Я сижу на заднем крыльце. Тут есть выход с веранды в сад, но дверь всегда заперта. Солнышко припекает. Пчелы вьются вокруг, жужжат. Под самой стенкой растут цветы, львиный зев… Правда, похож на львиную пасть. Желтый и чуть-чуть коричневый… Я осторожненько нажимаю сбоку на мягкие упругие лепестки, пасть открывается. Открывается и закрывается — совсем как живая. Пчелка жужжит, кружит, садится львиному зеву на нос. Цветок трепещет, покачивается от тяжести. Пчела тоже желтая и немного коричневая. Толстая, мохнатенькая… Наверно, цветку от нее щекотно.

Никого нет, я сижу себе и сижу.

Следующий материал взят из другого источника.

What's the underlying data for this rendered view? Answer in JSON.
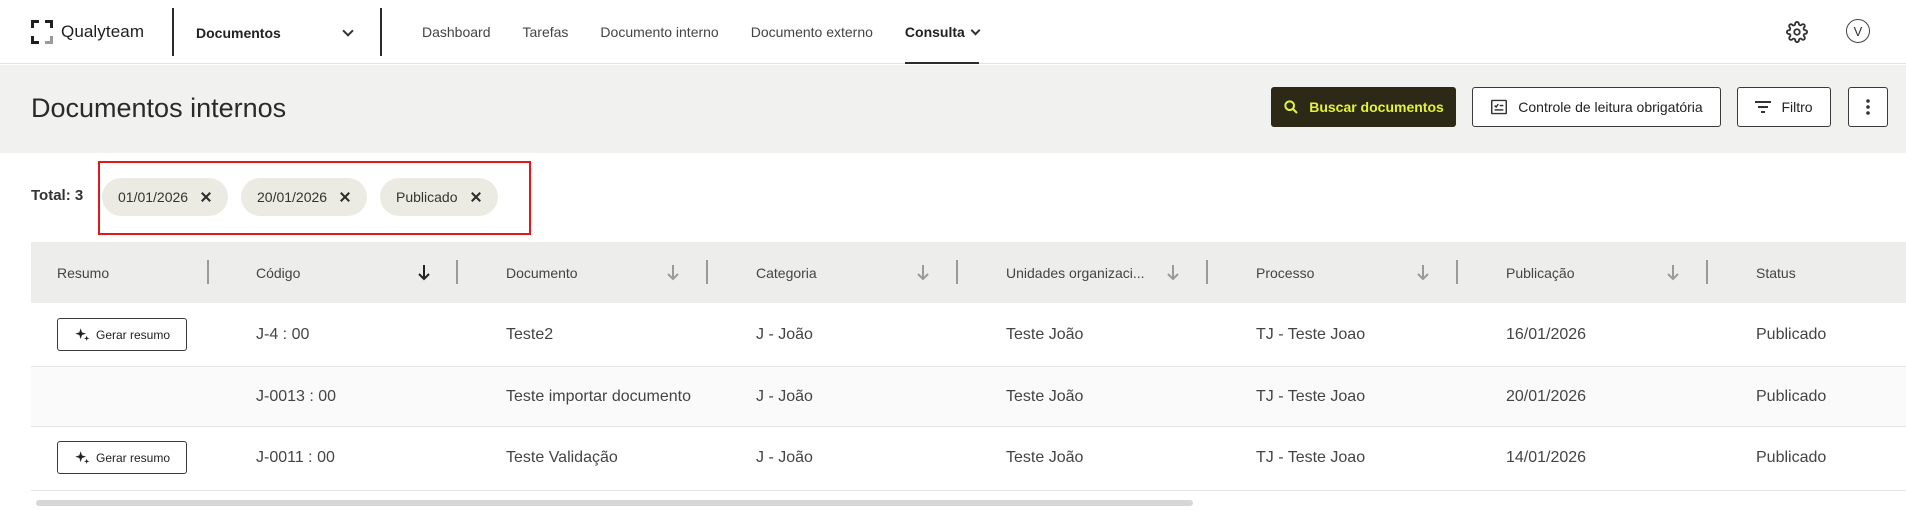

Мне хорошо — ничего не надо делать, никуда не надо идти: можно сидеть и сидеть… Смотреть… Крыльцо теплое, и стена теплая, пчелы гудят, пахнет деревом… Замечательно так пахнет теплым деревом…

Михаил Николаевич вчера принес откуда-то мед, прямо в сотах — кто-то из соседей, кто держит пчел, угостил его. Мне тоже дали кусочек. Мед в сотах ужасно вкусный…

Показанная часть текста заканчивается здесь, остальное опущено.